On a recent Friday he was cutting up a Red Wattle hog that had just arrived. It’s a breed included in Slow Food USA’s Ark of Taste, which catalogs distinctive foods in order to preserve biodiversity and culinary heritage.
The shop’s meat is all from grass-fed animals and sourced locally, mostly from farms in the Madison area.
“We love knowing where our food comes from,” Karen said.
And, yes, you might want to beef about the relatively high cost of the meat here.
Spareribs, for instance, will run you about $6 a pound; at a regular butcher shop, they would cost less than $5 a pound.
But Karen believes the uptick in cost is worth it because the meat “tastes better and is responsibly raised.”
“People are willing to spend a little more money for quality.”
She points to the popularity of Whole Foods as an indication that this is true.
When asked to select wines for her sister’s store, Jessica knew she had to be “very choosy” because they wanted to start with only about a dozen wines in the retail area, priced between $15 and $30.
In addition, there are five wines sold by the glass on the café’s beverage list — all $8 a glass — along with a dozen bottled beers.
“I teach classes on how to judge quality in wines,” she said. “So my goal here is to find the best quality at the best price point.”
The choices reflect the food-friendly wines she and her sister prefer.
Jessica describes the wines, which are from around the world, as having good acidity and an elegance that goes beyond simple fruit taste.
“I guess you can say these wines are more austere, made more in the Old World style,” she explained. “And there are plenty of New World producers making this style of wine, too.”
So, for example, she’s apt to recommend the more restrained wines from Oregon or Washington over California’s big-bodied, high-alcohol wines.
Bell sticks to simplicity with food pairings
For Milwaukee-based wine guru Jessica Bell, pairing wine and food is part of the fun. “It’s a puzzle I love to solve.”
Her basic strategy is to consider three things: sweetness, acid and body.
That’s sweetness, acid and body in both the wine and the food. And the idea is to match them up.
It doesn’t have to be complicated, and it’s not an exact science.
In her sister Karen Bell’s recipe for Red Pepper Miso and Sesame Glazed Spare Ribs, for instance, there’s “some sweetness in the glaze,” so that is echoed in the touch of sweetness in the New Zealand Riesling that Jessica chose.
The orange juice and zest in the recipe is a tip-off to look for a wine with good acidity — and that’s a characteristic that top-quality Riesling is known for, according to Jessica.
Pork is one of those meats that can go with either red or white wine. And in this instance, a white with some heft — more body than, say, a Pinot Grigio — matches well with the ribs.

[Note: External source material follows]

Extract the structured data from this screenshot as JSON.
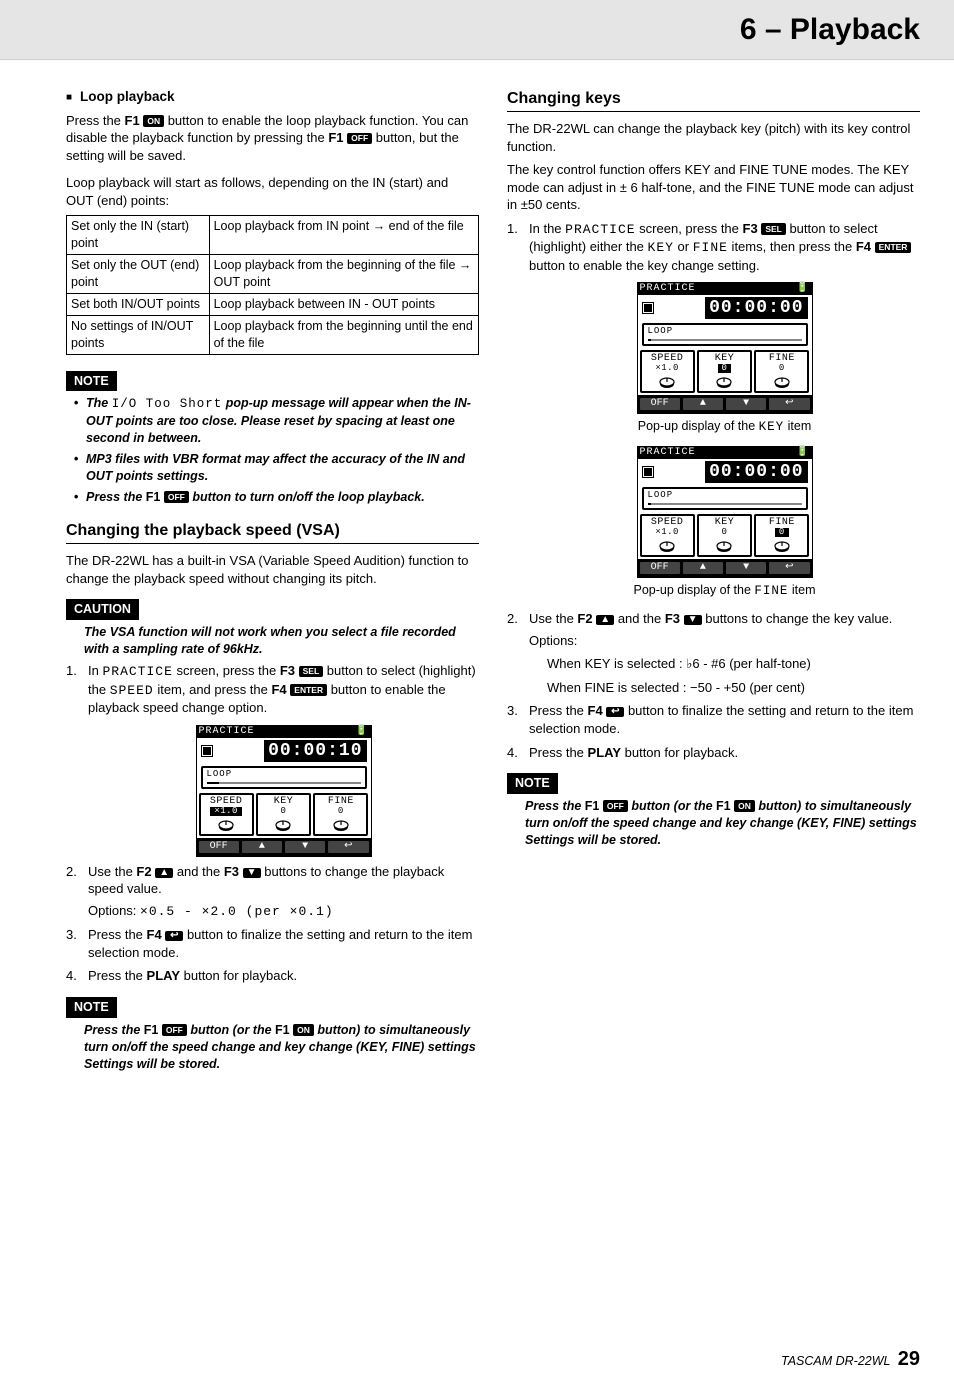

Jessica emphasizes that the method of preparation in a recipe and the secondary ingredients are often more important than the main ingredient.
Looking at the “facts” of the food you’re considering “helps to reduce the chance of a disaster,” she said. “I could think of some really bad match-ups with those ribs. A big, heavy Barolo would be horrible — it’s too tannic for those ribs.”
Of course, there are some always-happy marriages when it comes to wine and meat.
Jessica loves simply prepared lamb with Rioja, a Spanish red made from Tempranillo grape. And with steak, Cabernet is a great pairing. For game, she’ll reach for a richly flavored Syrah-based wine.
“Why mess with something that works?” she said.